Clinician should be available at all times for patient in case the patient bleeds heavily to assess further or to intervene surgically if it is required.
Clinician should also be aware that patient may develop severe abdominal pain following Misoprostol medication which contracts the uterus. That severe pain should be alleviated by anti inflammatory suppressor, such as Voltarol, to help out ease the pain of the patient.
Clinician must also be careful that the future fertility of the patient is maintained and this is our philosophy at Queensway Clinic that the patient’s future fertility must be maintained at all times during any kind of treatment. Therefore we should spell it out for all the patients that the future of their fertility must be kept at best. Patient must be given antibiotic once she starts bleeding to ensure that there will be no possibility if pelvic infections which can cause damages to Endometrium as well as Fallopian Tubes and cause block of the tubes.
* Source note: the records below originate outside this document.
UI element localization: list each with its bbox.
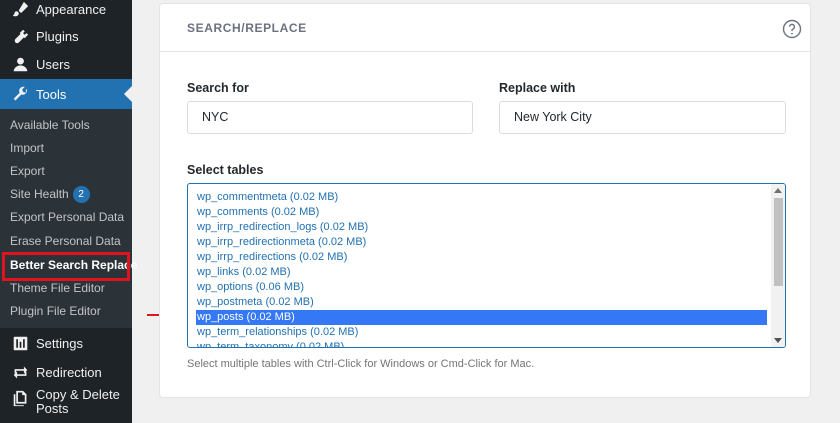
submenu-plugin-file-editor[interactable]: Plugin File Editor: [10, 301, 101, 321]
admin-sidebar: Appearance Plugins Users Tools Available…: [0, 0, 137, 423]
panel-header: SEARCH/REPLACE: [160, 4, 810, 52]
users-icon: [10, 54, 30, 74]
listbox-scrollbar[interactable]: [771, 184, 785, 347]
menu-item-copy-delete-posts[interactable]: Copy & Delete Posts: [0, 388, 132, 423]
menu-item-label: Settings: [36, 335, 83, 351]
search-label: Search for: [187, 81, 249, 95]
submenu-site-health[interactable]: Site Health 2: [10, 184, 90, 204]
menu-item-label: Tools: [36, 86, 67, 102]
menu-item-label: Appearance: [36, 1, 107, 17]
replace-input[interactable]: New York City: [499, 101, 786, 134]
table-option[interactable]: wp_irrp_redirection_logs (0.02 MB): [196, 220, 766, 235]
table-option[interactable]: wp_irrp_redirections (0.02 MB): [196, 250, 766, 265]
replace-label: Replace with: [499, 81, 576, 95]
table-option[interactable]: wp_options (0.06 MB): [196, 280, 766, 295]
table-option[interactable]: wp_postmeta (0.02 MB): [196, 295, 766, 310]
table-option[interactable]: wp_irrp_redirectionmeta (0.02 MB): [196, 235, 766, 250]
submenu-import[interactable]: Import: [10, 138, 44, 158]
wrench-icon: [10, 84, 30, 104]
table-option-selected[interactable]: wp_posts (0.02 MB): [196, 310, 767, 325]
tools-submenu: Available Tools Import Export Site Healt…: [0, 109, 137, 328]
submenu-export[interactable]: Export: [10, 161, 45, 181]
highlight-annotation: [2, 252, 130, 281]
paintbrush-icon: [10, 0, 30, 19]
table-option[interactable]: wp_links (0.02 MB): [196, 265, 766, 280]
submenu-available-tools[interactable]: Available Tools: [10, 115, 90, 135]
table-option[interactable]: wp_commentmeta (0.02 MB): [196, 190, 766, 205]
menu-item-tools[interactable]: Tools: [0, 79, 132, 109]
copy-icon: [10, 388, 30, 408]
scroll-up-icon[interactable]: [774, 188, 782, 193]
redirect-icon: [10, 362, 30, 382]
menu-item-plugins[interactable]: Plugins: [0, 21, 132, 51]
submenu-label: Site Health: [10, 187, 69, 201]
settings-icon: [10, 333, 30, 353]
menu-item-settings[interactable]: Settings: [0, 328, 132, 358]
table-option[interactable]: wp_term_relationships (0.02 MB): [196, 325, 766, 340]
plugin-icon: [10, 26, 30, 46]
menu-item-redirection[interactable]: Redirection: [0, 357, 132, 387]
selection-hint: Select multiple tables with Ctrl-Click f…: [187, 358, 535, 370]
notification-badge: 2: [72, 186, 90, 204]
menu-item-label: Users: [36, 56, 70, 72]
menu-item-label: Plugins: [36, 28, 79, 44]
menu-item-users[interactable]: Users: [0, 49, 132, 79]
active-indicator: [124, 86, 132, 102]
scroll-down-icon[interactable]: [774, 338, 782, 343]
search-replace-panel: SEARCH/REPLACE Search for NYC Replace wi…: [159, 3, 811, 398]
scrollbar-thumb[interactable]: [774, 198, 783, 286]
search-input[interactable]: NYC: [187, 101, 473, 134]
tables-multiselect[interactable]: wp_commentmeta (0.02 MB) wp_comments (0.…: [187, 183, 786, 348]
tables-label: Select tables: [187, 163, 264, 177]
menu-item-label: Copy & Delete Posts: [36, 387, 120, 416]
submenu-export-personal-data[interactable]: Export Personal Data: [10, 207, 124, 227]
submenu-theme-file-editor[interactable]: Theme File Editor: [10, 278, 105, 298]
table-option[interactable]: wp_comments (0.02 MB): [196, 205, 766, 220]
submenu-erase-personal-data[interactable]: Erase Personal Data: [10, 231, 121, 251]
menu-item-label: Redirection: [36, 364, 102, 380]
panel-title: SEARCH/REPLACE: [187, 21, 307, 35]
help-icon[interactable]: [782, 19, 802, 39]
table-option[interactable]: wp_term_taxonomy (0.02 MB): [196, 340, 766, 347]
Blood test is mandatory prior any medical termination and if blood group RH –ve(negative), Anti-D must be given or else future pregnancy is at BIG Risk.
Medical termination should be available to all women who do not wish to continue their pregnancy on medical grounds.
Medical termination on social grounds is debatable and should be assessed very carefully for each case as an individual case by both the clinician and the counseller, if the clinician is not counselling himself.